Campagne au Désert, au coeur de la mémoire résistante cévenole

mercredi 20 mai 2009.
 

Je devais aller d’Alés à Mende. Long trajet. Une halte pour faire une coupure était la bienvenue. On la fit à Mialet. C’est une idée d’André Ciccodicola, le directeur de l’Humanité dimanche. Il me dit que je dois connaître ce lieu pour comprendre le paysage, les Cévenols, et une forme d’état d’esprit qui est dans l’air. Il a vu juste. Je crois à tout cela. Sur la route, les chênes verts, la roche saillante, l’escarpement des coteaux m’ont déjà signalé une ambiance qui a forcément imprégné le cœur des gens du cru et contribué à façonner les évènements.

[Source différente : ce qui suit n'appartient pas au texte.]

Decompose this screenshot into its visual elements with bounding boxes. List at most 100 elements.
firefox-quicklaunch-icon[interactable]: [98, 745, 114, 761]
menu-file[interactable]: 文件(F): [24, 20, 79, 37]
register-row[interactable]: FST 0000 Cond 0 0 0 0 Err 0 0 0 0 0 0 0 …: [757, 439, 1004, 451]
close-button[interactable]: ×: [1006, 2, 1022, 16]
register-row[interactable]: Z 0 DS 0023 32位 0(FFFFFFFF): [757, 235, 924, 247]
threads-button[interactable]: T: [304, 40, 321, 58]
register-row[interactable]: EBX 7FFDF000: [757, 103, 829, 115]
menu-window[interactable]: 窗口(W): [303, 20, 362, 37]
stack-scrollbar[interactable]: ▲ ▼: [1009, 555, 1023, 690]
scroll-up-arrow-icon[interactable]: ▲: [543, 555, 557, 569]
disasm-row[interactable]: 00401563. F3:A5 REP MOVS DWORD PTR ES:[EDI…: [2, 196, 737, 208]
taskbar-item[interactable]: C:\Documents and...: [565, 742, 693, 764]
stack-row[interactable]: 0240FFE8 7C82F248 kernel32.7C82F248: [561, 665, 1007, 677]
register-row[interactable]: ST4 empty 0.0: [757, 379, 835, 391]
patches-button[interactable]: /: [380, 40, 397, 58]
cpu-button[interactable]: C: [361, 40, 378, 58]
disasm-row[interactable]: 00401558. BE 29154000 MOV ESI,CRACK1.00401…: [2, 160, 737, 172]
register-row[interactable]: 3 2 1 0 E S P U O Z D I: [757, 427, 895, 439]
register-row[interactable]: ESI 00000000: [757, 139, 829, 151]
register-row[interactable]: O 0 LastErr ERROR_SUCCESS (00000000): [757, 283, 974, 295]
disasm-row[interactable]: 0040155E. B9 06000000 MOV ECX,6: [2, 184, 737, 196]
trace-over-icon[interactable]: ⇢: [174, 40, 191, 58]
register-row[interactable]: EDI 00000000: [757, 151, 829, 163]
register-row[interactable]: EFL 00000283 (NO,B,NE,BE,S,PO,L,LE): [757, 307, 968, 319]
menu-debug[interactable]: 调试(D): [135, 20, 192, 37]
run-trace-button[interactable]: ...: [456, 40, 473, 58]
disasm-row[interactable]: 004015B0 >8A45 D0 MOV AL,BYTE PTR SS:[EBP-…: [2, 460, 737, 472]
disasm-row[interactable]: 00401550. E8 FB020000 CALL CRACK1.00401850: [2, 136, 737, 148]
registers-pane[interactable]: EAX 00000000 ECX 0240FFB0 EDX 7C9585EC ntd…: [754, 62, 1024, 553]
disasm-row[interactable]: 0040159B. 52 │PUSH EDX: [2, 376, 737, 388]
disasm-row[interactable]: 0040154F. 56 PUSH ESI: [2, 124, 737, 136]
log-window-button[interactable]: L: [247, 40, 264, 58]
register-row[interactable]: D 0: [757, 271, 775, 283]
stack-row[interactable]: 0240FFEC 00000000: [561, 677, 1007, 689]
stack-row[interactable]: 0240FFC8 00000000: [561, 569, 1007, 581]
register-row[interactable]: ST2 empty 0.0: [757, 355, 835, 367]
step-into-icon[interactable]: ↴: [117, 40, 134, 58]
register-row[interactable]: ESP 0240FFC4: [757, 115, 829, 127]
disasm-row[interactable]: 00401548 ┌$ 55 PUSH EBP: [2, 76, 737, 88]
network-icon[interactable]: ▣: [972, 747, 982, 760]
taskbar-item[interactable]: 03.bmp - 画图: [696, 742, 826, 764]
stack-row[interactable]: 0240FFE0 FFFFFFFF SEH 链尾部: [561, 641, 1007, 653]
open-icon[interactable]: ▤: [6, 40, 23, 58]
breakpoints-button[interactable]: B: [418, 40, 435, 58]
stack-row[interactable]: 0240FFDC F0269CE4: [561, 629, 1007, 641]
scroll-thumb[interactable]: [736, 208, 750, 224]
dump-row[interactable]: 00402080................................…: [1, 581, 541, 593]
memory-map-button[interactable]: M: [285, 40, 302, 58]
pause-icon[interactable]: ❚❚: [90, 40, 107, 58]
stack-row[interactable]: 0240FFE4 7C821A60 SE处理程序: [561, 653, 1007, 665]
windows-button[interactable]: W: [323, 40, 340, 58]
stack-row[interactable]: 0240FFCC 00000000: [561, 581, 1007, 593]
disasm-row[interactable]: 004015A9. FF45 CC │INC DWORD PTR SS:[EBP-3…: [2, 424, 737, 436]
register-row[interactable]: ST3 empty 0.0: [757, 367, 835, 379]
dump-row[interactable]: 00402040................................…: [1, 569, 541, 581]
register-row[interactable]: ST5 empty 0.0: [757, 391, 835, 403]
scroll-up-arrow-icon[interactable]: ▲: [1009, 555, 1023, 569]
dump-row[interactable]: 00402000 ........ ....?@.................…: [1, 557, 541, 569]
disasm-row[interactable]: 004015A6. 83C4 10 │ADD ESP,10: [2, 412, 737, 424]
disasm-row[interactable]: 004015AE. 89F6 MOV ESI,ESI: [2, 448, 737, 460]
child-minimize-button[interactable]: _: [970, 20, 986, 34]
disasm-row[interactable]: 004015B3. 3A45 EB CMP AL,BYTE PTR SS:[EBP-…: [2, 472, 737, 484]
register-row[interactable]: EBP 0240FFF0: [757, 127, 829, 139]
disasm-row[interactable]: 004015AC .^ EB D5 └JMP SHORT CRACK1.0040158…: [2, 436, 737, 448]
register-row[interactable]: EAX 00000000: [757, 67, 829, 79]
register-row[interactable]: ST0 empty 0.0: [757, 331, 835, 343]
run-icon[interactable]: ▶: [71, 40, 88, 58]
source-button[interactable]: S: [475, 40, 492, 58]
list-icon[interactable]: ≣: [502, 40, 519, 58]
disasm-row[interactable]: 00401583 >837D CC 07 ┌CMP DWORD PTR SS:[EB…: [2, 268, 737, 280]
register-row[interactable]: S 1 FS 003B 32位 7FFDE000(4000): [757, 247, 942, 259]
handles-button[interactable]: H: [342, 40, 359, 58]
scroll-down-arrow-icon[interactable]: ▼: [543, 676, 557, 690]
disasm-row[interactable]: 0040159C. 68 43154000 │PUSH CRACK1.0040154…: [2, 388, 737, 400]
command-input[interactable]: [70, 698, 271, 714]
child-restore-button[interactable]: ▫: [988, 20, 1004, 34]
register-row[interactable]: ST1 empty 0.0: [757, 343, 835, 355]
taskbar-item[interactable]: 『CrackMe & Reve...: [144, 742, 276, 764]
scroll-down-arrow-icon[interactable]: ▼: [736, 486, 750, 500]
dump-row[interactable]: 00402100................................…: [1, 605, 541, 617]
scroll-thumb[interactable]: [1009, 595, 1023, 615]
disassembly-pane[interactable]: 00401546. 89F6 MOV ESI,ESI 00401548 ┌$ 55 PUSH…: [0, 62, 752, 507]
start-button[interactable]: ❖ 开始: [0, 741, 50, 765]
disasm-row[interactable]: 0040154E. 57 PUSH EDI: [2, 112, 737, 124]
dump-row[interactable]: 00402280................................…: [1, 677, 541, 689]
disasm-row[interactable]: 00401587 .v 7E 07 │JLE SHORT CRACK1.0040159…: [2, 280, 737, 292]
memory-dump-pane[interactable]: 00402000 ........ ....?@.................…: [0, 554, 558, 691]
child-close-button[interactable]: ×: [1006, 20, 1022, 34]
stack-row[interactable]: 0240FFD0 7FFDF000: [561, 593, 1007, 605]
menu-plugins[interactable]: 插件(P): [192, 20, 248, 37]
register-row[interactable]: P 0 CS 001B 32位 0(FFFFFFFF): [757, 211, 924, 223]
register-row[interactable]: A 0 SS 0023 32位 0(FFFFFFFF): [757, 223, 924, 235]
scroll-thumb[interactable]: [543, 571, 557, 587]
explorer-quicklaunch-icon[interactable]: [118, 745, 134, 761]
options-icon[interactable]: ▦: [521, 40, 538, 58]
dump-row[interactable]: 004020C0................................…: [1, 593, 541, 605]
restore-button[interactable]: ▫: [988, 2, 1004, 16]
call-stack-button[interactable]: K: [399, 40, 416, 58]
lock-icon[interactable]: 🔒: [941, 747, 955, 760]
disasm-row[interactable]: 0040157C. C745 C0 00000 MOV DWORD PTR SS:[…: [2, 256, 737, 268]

Pour le casse croute, à midi, la table était à Anduze, haut lieu de la résistance camisard. Mon régime de sportif m’interdit de goûter l’exaltante saucisse pochée du coin, dont la seule présentation sur l’ardoise du restaurant me fait encore couler la bouche d’en parler ! J’y étais arrivé en même temps que Francis Wurtz. Il venait comme moi d’Alès. Le coup d’œil, tandis que nous déjeunons, court sur la place où le plus vieux temple protestant de France, austère et majestueux, jouxte la mairie pavoisée. Non loin avait été exposée la tête de Gédéon Laporte, chef camisard. L’ambiance était créée.

A Mialet donc ! Le maire socialiste est là pour saluer notre petite cohorte. On visite le musée du Désert. Mémoire de la résistance protestante à la révocation de l’édit de Nantes. Je ne me donne pas le ridicule de raconter cette histoire écrite cent fois mieux que je ne le ferai jamais. A Nîmes, Claude Mazauric, l’historien m’avait remis une note de synthèse sur le sujet. J’en savais pas mal aussi depuis de lointaines lectures dont le gout m’était venu après « les fous de dieu » de Chabrol, si ma mémoire est bonne.. Manquaient à mes souvenirs les noms propres, les dates, les contextes, bref la chair et les muscles de cette histoire.

A chaque pas sous les voutes de pierres sèches du Mas Soubeyran où se fait l’exposition, notre silence s’approfondit et fait son œuvre sur nos esprits tandis qu’on voit les pièces à conviction du martyr des protestants. Je repars avec un nom de femme dans la tête. Celui de Marie Durand, emmurée 47 ans à la tour de Constance, et qui grava sur une pierre la maxime qui lui tint lieu d’art de vivre dans sa prison avec ses malheureuses compagnes : « résister ». Le mot sonne à présent encore comme un signal de ralliement. Il noue entre eux les épisodes de l’action populaire ici.

A la fin du parcours, on voit le tableau célèbre où est représentée la scène du serment du jeu de paume à l’ouverture de la grande révolution de 1789. Au premier plan on voit le président de la première assemblée nationale, Rabaut Saint Etienne. C’était le fils du combattant inflexible qui se fit le défenseur et donc le libérateur des dernières malheureuses enfermées. Il s’écria le 28 aout 1789 en souvenir des martyrs dont l’histoire avait scandé sa jeunesse : « non, ce n’est pas la tolérance que je réclame, c’est la liberté ». La laïcité vient de là. C’est le cœur du message de ce musée à mes yeux.

Wurtz et moi, nos compagnons de visite, le regard dans les images de ce passé profond, nous faisons halte en face du champ où se tient encore l’assemblée annuelle commémorative des protestants, au Désert. Déambulant, je vois le chien du village qui se dore au soleil. Le patron du bistrot dit que la photo de la bête court partout du fait des visites des protestants du monde entier. Lui a le droit de ne se soucier de rien. Nous remontons dans les voitures sans parler.